Combination Therapy Improves Outcomes in Psoriatic Arthritis With Obesity

Key Takeaways

• Combination therapy with ixekizumab and tirzepatide significantly improved joint and weight outcomes in psoriatic arthritis compared with ixekizumab alone.
• Early separation in ACR50 responses suggests potential effects beyond weight loss alone.
• Safety was consistent with known profiles of both agents, with low discontinuation rates despite expected gastrointestinal events.
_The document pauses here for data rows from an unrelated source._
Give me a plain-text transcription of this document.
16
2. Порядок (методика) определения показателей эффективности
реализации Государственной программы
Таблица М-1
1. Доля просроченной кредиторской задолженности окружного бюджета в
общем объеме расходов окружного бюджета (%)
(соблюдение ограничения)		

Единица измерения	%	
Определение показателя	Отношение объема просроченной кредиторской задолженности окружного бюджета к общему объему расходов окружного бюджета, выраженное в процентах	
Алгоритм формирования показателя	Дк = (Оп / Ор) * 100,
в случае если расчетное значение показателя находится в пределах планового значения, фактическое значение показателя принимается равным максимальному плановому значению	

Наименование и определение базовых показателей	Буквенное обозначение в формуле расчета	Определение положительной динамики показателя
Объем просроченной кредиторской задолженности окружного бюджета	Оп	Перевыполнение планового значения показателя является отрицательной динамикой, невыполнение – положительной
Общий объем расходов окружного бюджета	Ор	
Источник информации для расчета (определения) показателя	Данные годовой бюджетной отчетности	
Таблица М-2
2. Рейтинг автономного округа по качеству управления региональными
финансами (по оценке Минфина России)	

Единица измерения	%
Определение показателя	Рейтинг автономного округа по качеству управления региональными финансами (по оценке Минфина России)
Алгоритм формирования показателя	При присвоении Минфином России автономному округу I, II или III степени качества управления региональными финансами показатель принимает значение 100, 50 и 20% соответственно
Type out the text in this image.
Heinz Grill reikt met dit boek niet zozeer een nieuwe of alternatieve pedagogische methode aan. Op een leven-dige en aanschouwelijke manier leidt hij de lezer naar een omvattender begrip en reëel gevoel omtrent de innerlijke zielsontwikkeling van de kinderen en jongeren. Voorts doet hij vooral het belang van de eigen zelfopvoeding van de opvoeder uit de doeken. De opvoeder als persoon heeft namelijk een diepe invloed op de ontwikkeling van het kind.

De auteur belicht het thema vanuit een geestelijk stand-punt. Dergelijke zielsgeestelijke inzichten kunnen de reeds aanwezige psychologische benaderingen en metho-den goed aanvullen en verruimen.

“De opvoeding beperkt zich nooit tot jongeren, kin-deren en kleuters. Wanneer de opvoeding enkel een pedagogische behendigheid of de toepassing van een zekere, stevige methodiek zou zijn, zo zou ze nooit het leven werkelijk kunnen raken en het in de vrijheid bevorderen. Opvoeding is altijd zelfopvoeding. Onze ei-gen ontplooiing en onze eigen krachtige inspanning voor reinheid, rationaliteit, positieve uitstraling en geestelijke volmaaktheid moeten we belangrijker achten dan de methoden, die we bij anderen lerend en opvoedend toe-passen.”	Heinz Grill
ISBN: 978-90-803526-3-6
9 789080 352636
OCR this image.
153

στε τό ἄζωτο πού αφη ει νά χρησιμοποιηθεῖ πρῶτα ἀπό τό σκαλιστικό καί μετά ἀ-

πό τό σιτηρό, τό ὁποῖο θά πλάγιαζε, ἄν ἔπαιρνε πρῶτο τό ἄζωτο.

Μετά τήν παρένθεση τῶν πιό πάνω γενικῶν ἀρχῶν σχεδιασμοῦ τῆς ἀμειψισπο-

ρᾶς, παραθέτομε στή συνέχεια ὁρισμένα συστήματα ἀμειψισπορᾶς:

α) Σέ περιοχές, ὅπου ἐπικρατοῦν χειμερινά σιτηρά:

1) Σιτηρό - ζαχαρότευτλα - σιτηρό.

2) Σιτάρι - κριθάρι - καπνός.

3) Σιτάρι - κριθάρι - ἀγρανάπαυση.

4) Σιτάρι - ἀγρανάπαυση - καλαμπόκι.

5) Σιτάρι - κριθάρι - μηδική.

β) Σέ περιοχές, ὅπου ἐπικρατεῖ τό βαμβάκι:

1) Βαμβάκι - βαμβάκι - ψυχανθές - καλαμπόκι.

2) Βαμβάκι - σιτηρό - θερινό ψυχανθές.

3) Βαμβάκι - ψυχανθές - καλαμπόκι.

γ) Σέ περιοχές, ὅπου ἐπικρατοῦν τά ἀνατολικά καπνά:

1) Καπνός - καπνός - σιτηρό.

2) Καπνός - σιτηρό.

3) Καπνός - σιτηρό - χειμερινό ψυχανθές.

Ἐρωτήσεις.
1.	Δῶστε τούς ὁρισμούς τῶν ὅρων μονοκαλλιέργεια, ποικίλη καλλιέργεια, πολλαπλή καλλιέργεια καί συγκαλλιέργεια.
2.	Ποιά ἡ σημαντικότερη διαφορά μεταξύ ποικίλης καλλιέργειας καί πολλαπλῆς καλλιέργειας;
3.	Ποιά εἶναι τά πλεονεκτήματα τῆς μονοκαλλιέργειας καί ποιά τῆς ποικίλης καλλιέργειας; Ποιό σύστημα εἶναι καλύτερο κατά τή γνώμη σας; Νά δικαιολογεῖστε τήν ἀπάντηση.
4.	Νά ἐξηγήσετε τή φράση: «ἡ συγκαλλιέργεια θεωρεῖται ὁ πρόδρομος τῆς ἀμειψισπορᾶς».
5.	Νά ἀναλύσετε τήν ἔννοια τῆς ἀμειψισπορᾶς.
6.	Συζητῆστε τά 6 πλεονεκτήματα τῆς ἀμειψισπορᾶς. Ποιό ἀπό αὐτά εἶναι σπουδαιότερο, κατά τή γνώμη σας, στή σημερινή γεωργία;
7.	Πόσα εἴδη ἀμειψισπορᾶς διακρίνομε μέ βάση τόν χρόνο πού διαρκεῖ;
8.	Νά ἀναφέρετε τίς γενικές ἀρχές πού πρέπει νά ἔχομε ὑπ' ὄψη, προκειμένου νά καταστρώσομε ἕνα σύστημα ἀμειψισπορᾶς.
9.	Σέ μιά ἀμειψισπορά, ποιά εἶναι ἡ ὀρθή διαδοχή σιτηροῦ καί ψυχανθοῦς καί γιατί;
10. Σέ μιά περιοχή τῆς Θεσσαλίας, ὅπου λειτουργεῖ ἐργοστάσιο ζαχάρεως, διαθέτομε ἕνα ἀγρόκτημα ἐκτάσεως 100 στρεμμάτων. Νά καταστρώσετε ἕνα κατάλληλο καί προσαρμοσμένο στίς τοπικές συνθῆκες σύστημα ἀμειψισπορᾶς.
Combination therapy with ixekizumab and tirzepatide demonstrated superior disease control compared with ixekizumab alone in adults with psoriatic arthritis (PsA) and overweight or obesity, according to Phase 3b TOGETHER-PsA results presented by Joseph F. Merola, MD, MMSc, at the American Academy of Dermatology (AAD) 2026 Annual Meeting.

The 52-week randomized trial enrolled 271 patients with active PsA and elevated body mass index, a population known to have more severe disease and reduced treatment response.

“This is quite a difficult-to-treat psoriatic arthritis population,” Dr. Merola said, noting high rates of obesity, female sex, and prior advanced therapy exposure. 

Participants were randomized to ixekizumab plus tirzepatide or ixekizumab alone, with all patients receiving counseling on diet and exercise. The primary endpoint—simultaneous achievement of ACR50 and ≥10% weight reduction at Week 36—was met by 31.7% of patients receiving combination therapy versus 0.8% with ixekizumab alone (P < .001).

Combination therapy also improved joint outcomes. ACR50 responses were achieved in 33.5% of patients receiving ixekizumab plus tirzepatide compared with 20.4% receiving ixekizumab alone (P = .020), with separation observed as early as Week 4.

“As early as Week 4, we see separation and difference between the groups and ACR50, and that is really before there has been any meaningful weight change,” Dr. Merola noted, suggesting potential additive or independent anti-inflammatory effects. 

Additional benefits were observed across patient-reported outcomes, including physical function (HAQ-DI), fatigue (FACIT-F), and quality of life (SF-36), including improvements in mental health domains.

“It speaks a little bit to the holistic improvement that these patients are experiencing,” Dr. Merola said. 

Skin outcomes also favored combination therapy, with greater improvements in PASI responses and absolute psoriasis severity scores. Complementary findings from a parallel psoriasis study further supported enhanced skin clearance with combined therapy.

Safety findings were consistent with known profiles of both agents. Gastrointestinal adverse events were observed with tirzepatide, though discontinuation rates were low (2.9% vs 0.8% with ixekizumab alone). No new safety signals were identified.

“These data represent an important paradigm shift,” Dr. Merola said.